Дориан прочел описание комнаты, приготовленной в Реймском дворце для королевы Иоанны Бургундской. На стенах были вышиты «тысяча триста двадцать один попугай и пятьсот шестьдесят одна бабочка, на крыльях у птиц красовался герб королевы, и все из чистого золота».
Траурное ложе Екатерины Медичи было обито черным бархатом, усеянным полумесяцами и солнцами. Полог был из узорчатого шелка с венками и гирляндами зелени по золотому и серебряному фону и бахромой из жемчуга. Стояло это ложе в спальне, где стены были увешаны гербами королевы из черного бархата на серебряной парче. В покоях Людовика XIV были вышиты золотом кариатиды высотой в пятнадцать футов. Парадное ложе польского короля, Яна Собесского, стояло под шатром из золотой смирнской парчи с вышитыми бирюзой строками из Корана. Поддерживавшие его колонки дивной работы, серебряные, позолоченные, были богато украшены эмалевыми медальонами и драгоценными камнями. Шатер этот поляки взяли в турецком лагере под Веной. Под его золоченым куполом прежде стояло знамя пророка Магомета.
В течение целого года Дориан усердно коллекционировал самые лучшие, какие только можно было найти, вышивки и ткани. У него были образцы чудесной индийской кисеи из Дели, затканной красивым узором из золотых пальмовых листьев и радужных крылышек скарабеев; газ из Дакки, за свою прозрачность получивший на Востоке несколько названий — «ткань из воздуха», «водяная струя», «вечерняя роса»; причудливо разрисованные ткани с Явы, желтые китайские драпировки тончайшей работы; книги в переплетах из атласа цвета корицы или красивого синего шелка, затканного лилиями (цветок французских королей), птицами и всякими другими рисунками; вуали из венгерского кружева, сицилийская парча и жесткий испанский бархат; грузинские изделия с золотыми цехинами и японские «фукусас» золотисто-зеленых тонов с вышитыми по ним птицами чудесной окраски.
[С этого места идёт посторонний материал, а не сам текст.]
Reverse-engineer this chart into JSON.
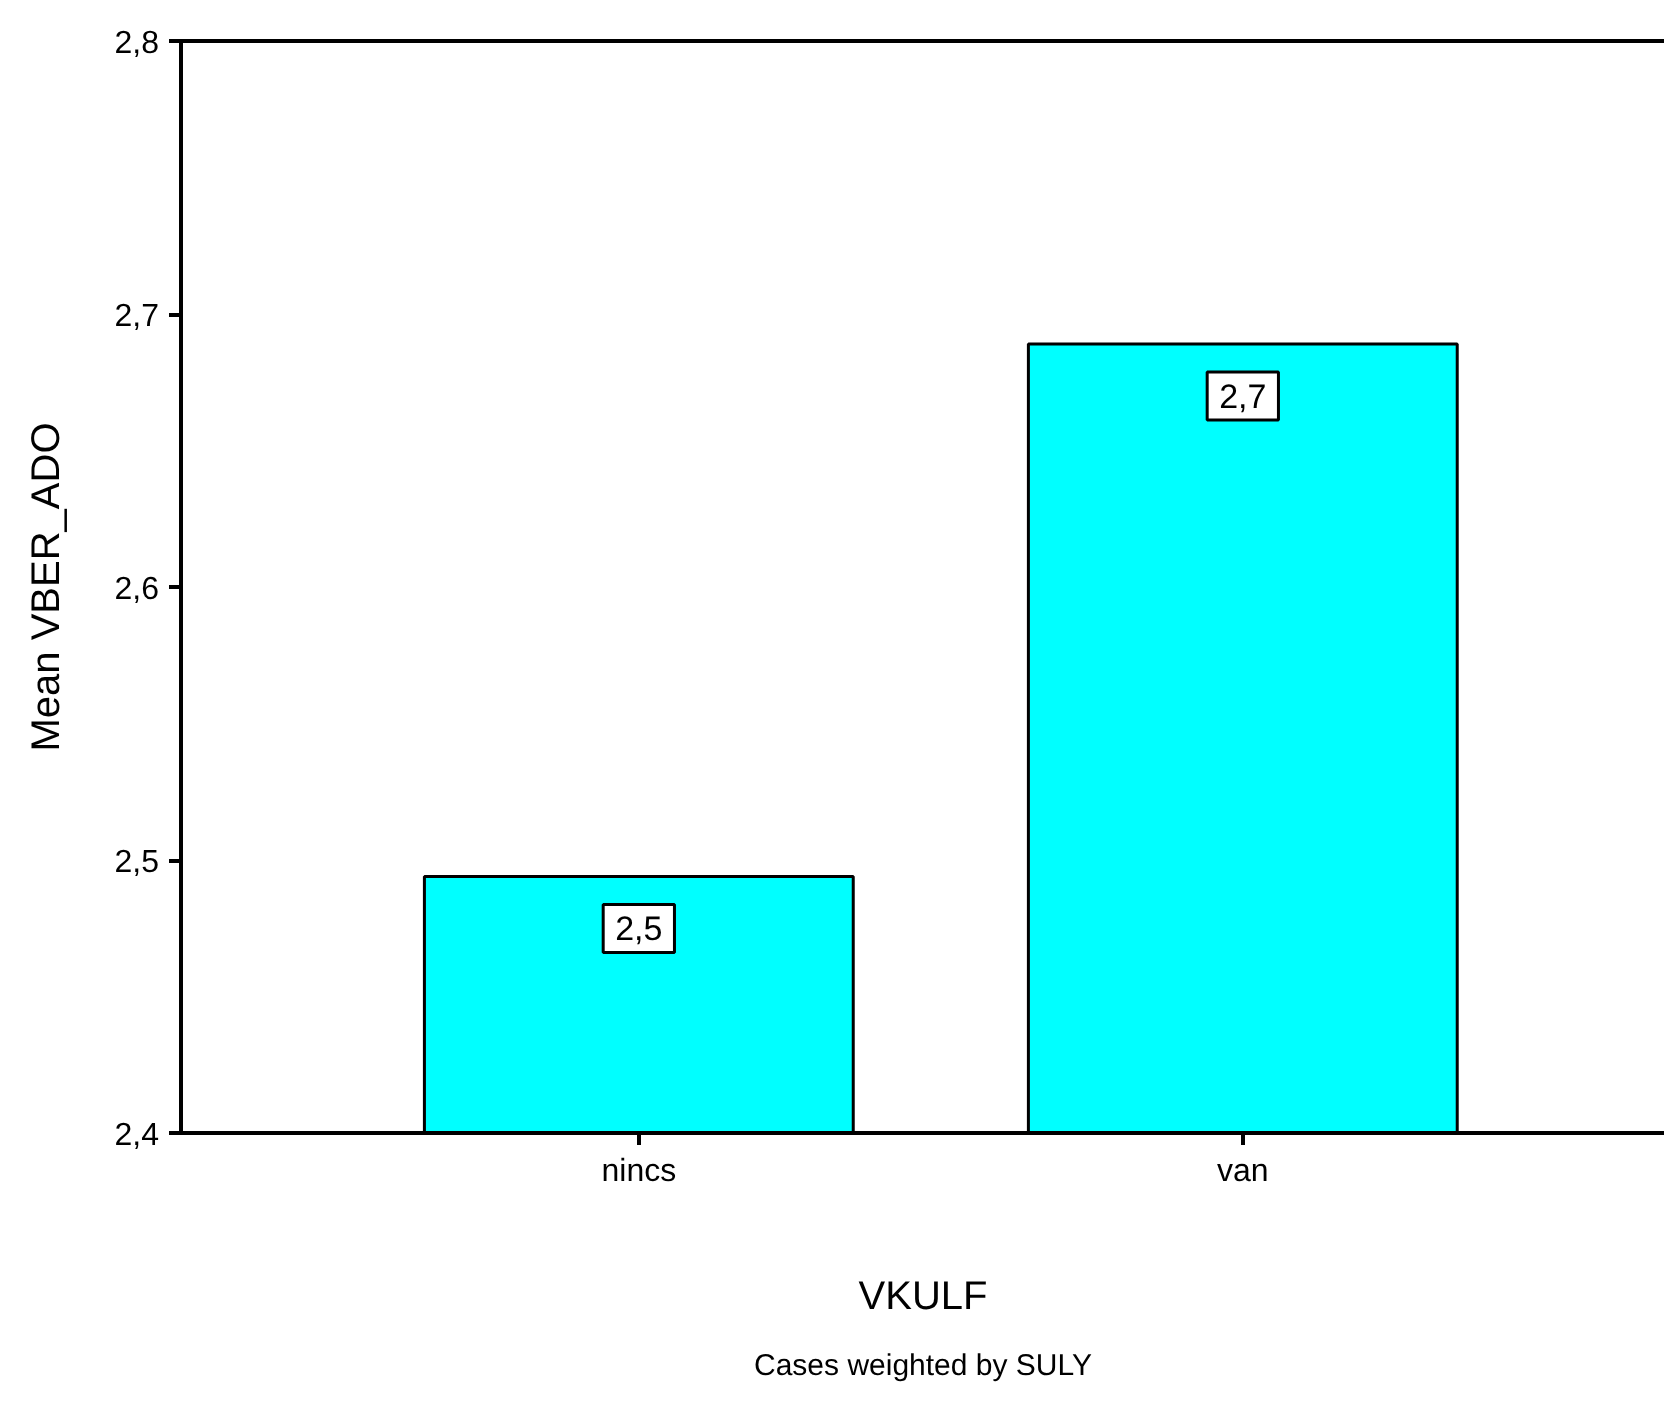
{
  "chart_data": {
    "type": "bar",
    "categories": [
      "nincs",
      "van"
    ],
    "values": [
      2.494,
      2.689
    ],
    "color": "#00ffff",
    "value_labels": [
      "2,5",
      "2,7"
    ],
    "ylim": [
      2.4,
      2.8
    ],
    "yticks": [
      {
        "value": 2.4,
        "label": "2,4"
      },
      {
        "value": 2.5,
        "label": "2,5"
      },
      {
        "value": 2.6,
        "label": "2,6"
      },
      {
        "value": 2.7,
        "label": "2,7"
      },
      {
        "value": 2.8,
        "label": "2,8"
      }
    ],
    "xlabel": "VKULF",
    "ylabel": "Mean VBER_ADO",
    "grid": false,
    "annotations": [
      "Cases weighted by SULY"
    ]
  }
}
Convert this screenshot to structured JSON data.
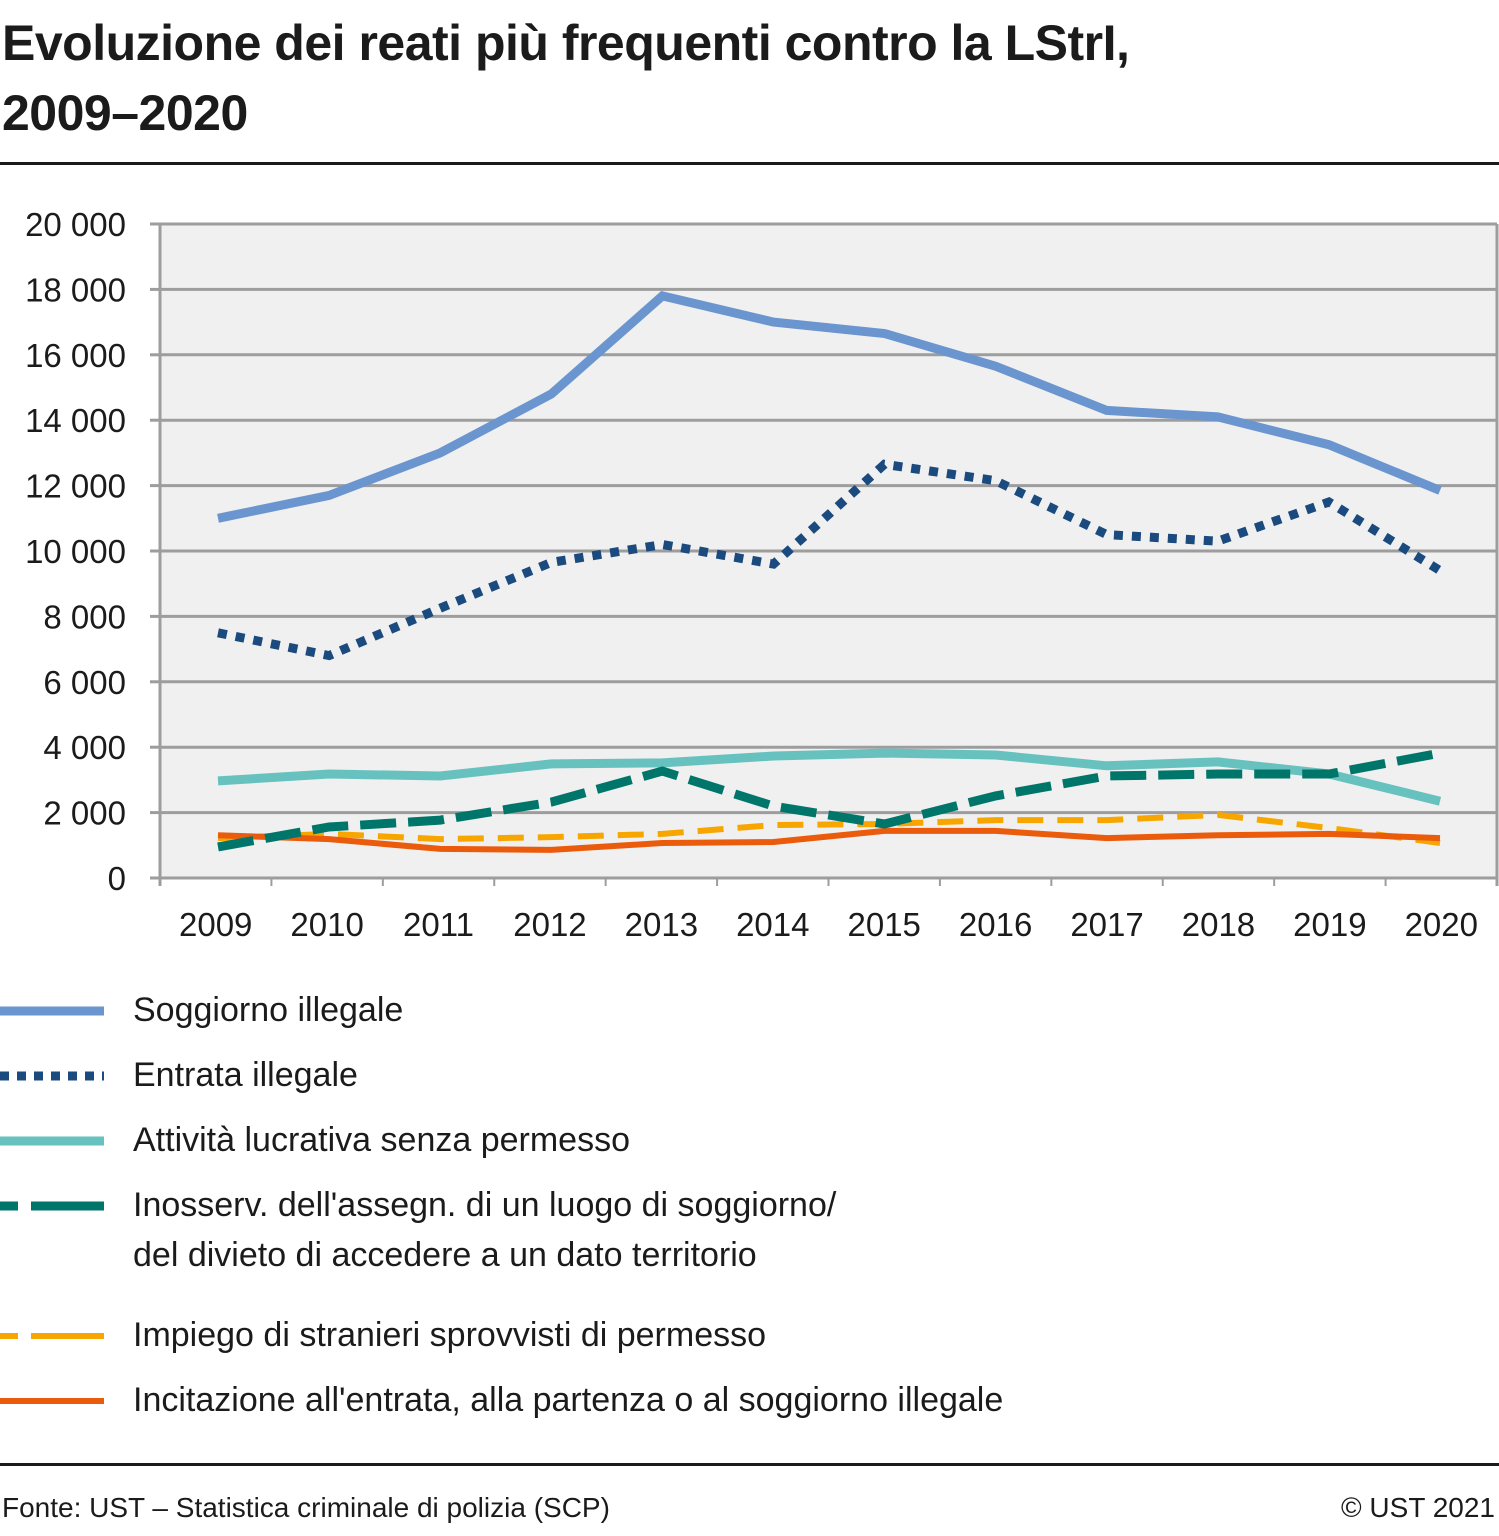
{
  "header": {
    "title_line1": "Evoluzione dei reati più frequenti contro la LStrI,",
    "title_line2": "2009–2020"
  },
  "chart_data": {
    "type": "line",
    "title": "Evoluzione dei reati più frequenti contro la LStrI, 2009–2020",
    "xlabel": "",
    "ylabel": "",
    "ylim": [
      0,
      20000
    ],
    "y_ticks": [
      0,
      2000,
      4000,
      6000,
      8000,
      10000,
      12000,
      14000,
      16000,
      18000,
      20000
    ],
    "y_tick_labels": [
      "0",
      "2 000",
      "4 000",
      "6 000",
      "8 000",
      "10 000",
      "12 000",
      "14 000",
      "16 000",
      "18 000",
      "20 000"
    ],
    "categories": [
      "2009",
      "2010",
      "2011",
      "2012",
      "2013",
      "2014",
      "2015",
      "2016",
      "2017",
      "2018",
      "2019",
      "2020"
    ],
    "grid": true,
    "legend_position": "bottom",
    "series": [
      {
        "name": "Soggiorno illegale",
        "color": "#6a95cf",
        "style": "solid",
        "values": [
          11000,
          11700,
          13000,
          14800,
          17800,
          17000,
          16650,
          15650,
          14300,
          14100,
          13250,
          11850
        ]
      },
      {
        "name": "Entrata illegale",
        "color": "#1b4a7e",
        "style": "dotted",
        "values": [
          7500,
          6800,
          8250,
          9650,
          10200,
          9600,
          12650,
          12150,
          10500,
          10300,
          11500,
          9400
        ]
      },
      {
        "name": "Attività lucrativa senza permesso",
        "color": "#67c2bf",
        "style": "solid",
        "values": [
          2970,
          3180,
          3120,
          3490,
          3520,
          3730,
          3820,
          3760,
          3430,
          3550,
          3180,
          2350
        ]
      },
      {
        "name": "Inosserv. dell'assegn. di un luogo di soggiorno/\ndel divieto di accedere a un dato territorio",
        "color": "#00766a",
        "style": "dashed",
        "values": [
          950,
          1560,
          1770,
          2320,
          3270,
          2200,
          1650,
          2510,
          3120,
          3180,
          3180,
          3820
        ]
      },
      {
        "name": "Impiego di stranieri sprovvisti di permesso",
        "color": "#f7a600",
        "style": "dashed-thin",
        "values": [
          1220,
          1350,
          1190,
          1250,
          1350,
          1620,
          1650,
          1770,
          1770,
          1930,
          1530,
          1070
        ]
      },
      {
        "name": "Incitazione all'entrata, alla partenza o al soggiorno illegale",
        "color": "#ea5b0c",
        "style": "solid-thin",
        "values": [
          1310,
          1190,
          890,
          860,
          1070,
          1100,
          1440,
          1440,
          1220,
          1310,
          1350,
          1220
        ]
      }
    ]
  },
  "footer": {
    "source": "Fonte: UST – Statistica criminale di polizia (SCP)",
    "copyright": "© UST 2021"
  }
}
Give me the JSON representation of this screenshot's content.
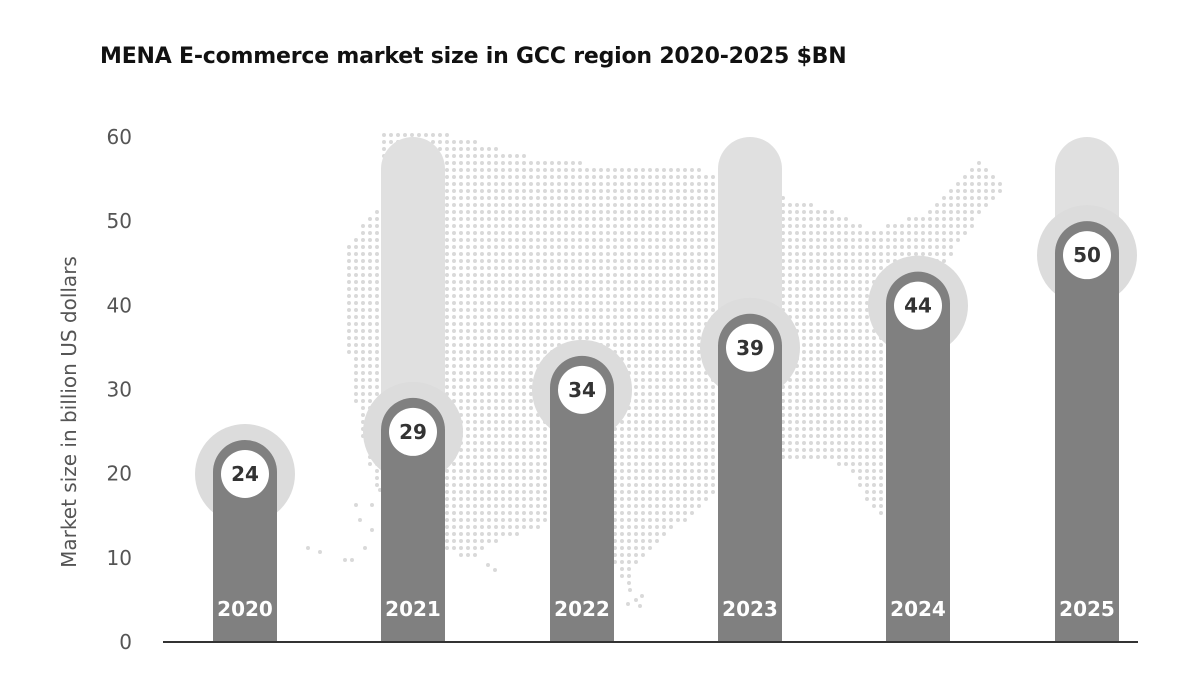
{
  "chart_data": {
    "type": "bar",
    "title": "MENA E-commerce market size in GCC region 2020-2025 $BN",
    "xlabel": "",
    "ylabel": "Market size in billion US dollars",
    "categories": [
      "2020",
      "2021",
      "2022",
      "2023",
      "2024",
      "2025"
    ],
    "values": [
      24,
      29,
      34,
      39,
      44,
      50
    ],
    "value_labels": [
      "24",
      "29",
      "34",
      "39",
      "44",
      "50"
    ],
    "ylim": [
      0,
      60
    ],
    "yticks": [
      0,
      10,
      20,
      30,
      40,
      50,
      60
    ],
    "ytick_labels": [
      "0",
      "10",
      "20",
      "30",
      "40",
      "50",
      "60"
    ],
    "ghost_bar_top_value": 60,
    "ghost_bar_categories": [
      "2021",
      "2023",
      "2025"
    ],
    "grid": false,
    "legend": "none",
    "background_graphic": "dotted map",
    "colors": {
      "bar": "#808080",
      "ghost_bar": "#e0e0e0",
      "halo": "#dcdcdc",
      "marker_fill": "#ffffff",
      "map_dots": "#d9d9d9",
      "axis": "#333333"
    }
  }
}
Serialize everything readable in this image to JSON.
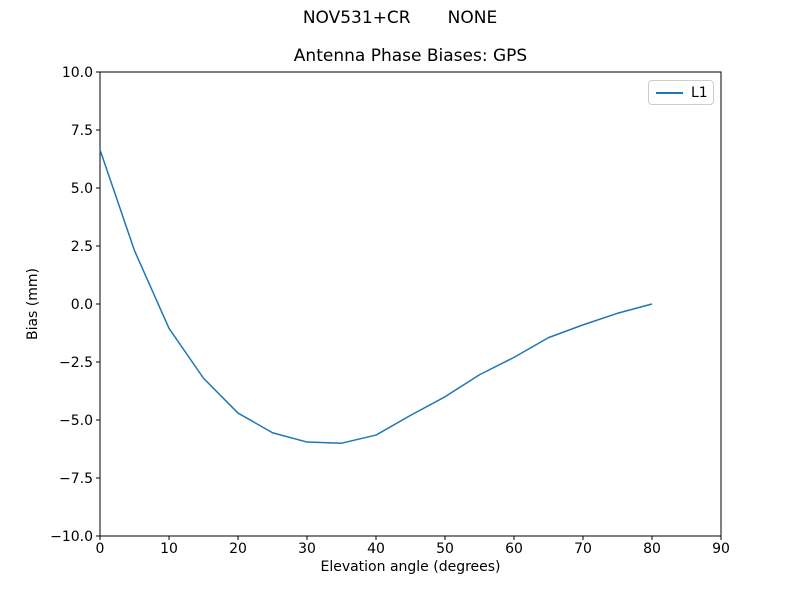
{
  "figure": {
    "suptitle_left": "NOV531+CR",
    "suptitle_right": "NONE",
    "background": "#ffffff"
  },
  "chart_data": {
    "type": "line",
    "title": "Antenna Phase Biases: GPS",
    "xlabel": "Elevation angle (degrees)",
    "ylabel": "Bias (mm)",
    "xlim": [
      0,
      90
    ],
    "ylim": [
      -10,
      10
    ],
    "x_ticks": [
      0,
      10,
      20,
      30,
      40,
      50,
      60,
      70,
      80,
      90
    ],
    "x_tick_labels": [
      "0",
      "10",
      "20",
      "30",
      "40",
      "50",
      "60",
      "70",
      "80",
      "90"
    ],
    "y_ticks": [
      10.0,
      7.5,
      5.0,
      2.5,
      0.0,
      -2.5,
      -5.0,
      -7.5,
      -10.0
    ],
    "y_tick_labels": [
      "10.0",
      "7.5",
      "5.0",
      "2.5",
      "0.0",
      "−2.5",
      "−5.0",
      "−7.5",
      "−10.0"
    ],
    "grid": false,
    "legend_position": "upper right",
    "axis_color": "#000000",
    "series": [
      {
        "name": "L1",
        "color": "#1f77b4",
        "x": [
          0,
          5,
          10,
          15,
          20,
          25,
          30,
          35,
          40,
          45,
          50,
          55,
          60,
          65,
          70,
          75,
          80
        ],
        "y": [
          6.65,
          2.3,
          -1.05,
          -3.2,
          -4.7,
          -5.55,
          -5.95,
          -6.0,
          -5.65,
          -4.8,
          -4.0,
          -3.05,
          -2.3,
          -1.45,
          -0.9,
          -0.4,
          0.0
        ]
      }
    ]
  }
}
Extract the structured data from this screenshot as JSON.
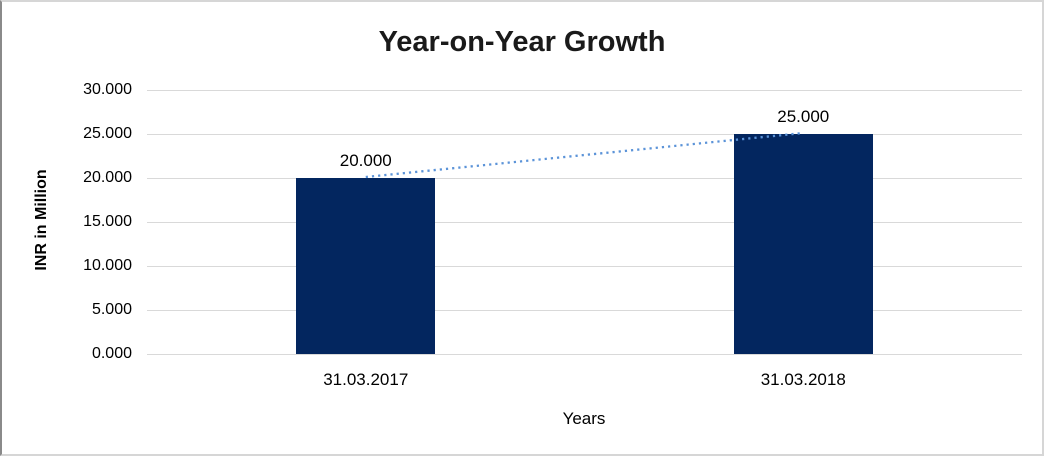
{
  "chart_data": {
    "type": "bar",
    "title": "Year-on-Year Growth",
    "xlabel": "Years",
    "ylabel": "INR in Million",
    "categories": [
      "31.03.2017",
      "31.03.2018"
    ],
    "series": [
      {
        "name": "INR in Million",
        "values": [
          20,
          25
        ]
      }
    ],
    "value_labels": [
      "20.000",
      "25.000"
    ],
    "yticks": [
      {
        "value": 30,
        "label": "30.000"
      },
      {
        "value": 25,
        "label": "25.000"
      },
      {
        "value": 20,
        "label": "20.000"
      },
      {
        "value": 15,
        "label": "15.000"
      },
      {
        "value": 10,
        "label": "10.000"
      },
      {
        "value": 5,
        "label": "5.000"
      },
      {
        "value": 0,
        "label": "0.000"
      }
    ],
    "ylim": [
      0,
      30
    ],
    "grid": "horizontal",
    "legend": "none",
    "colors": {
      "bar": "#03265f",
      "trendline": "#5b93d8",
      "gridline": "#d9d9d9",
      "title_text": "#1a1a1a",
      "axis_text": "#000000",
      "background": "#ffffff"
    },
    "trendline": {
      "style": "dotted",
      "connects": "bar tops (20 to 25)"
    }
  }
}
Особое пристрастие имел Дориан к церковным облачениям, как и ко всему, что связано с религиозными обрядами. В больших кедровых сундуках, стоявших на западной галерее его дома, он хранил множество редчайших и прекраснейших одежд, достойных быть одеждами невест Христовых, ибо невеста Христова должна носить пурпур, драгоценности и тонкое полотно, чтобы укрыть свое бескровное тело, истощенное добровольными лишениями, израненное самобичеваниями. Дориан был также обладателем великолепной ризы из малинового шелка и золотой парчи с повторяющимся узором — золотыми плодами граната, венками из шестилепестковых цветов и вышитыми мелким жемчугом ананасами. Орари — расшитые золотым шитьем куски ткани — были разделены на квадраты, и на каждом из них изображены сцены из жизни Пресвятой девы, а ее венчание было вышито цветными шелками на капюшоне. Это была итальянская работа XV века.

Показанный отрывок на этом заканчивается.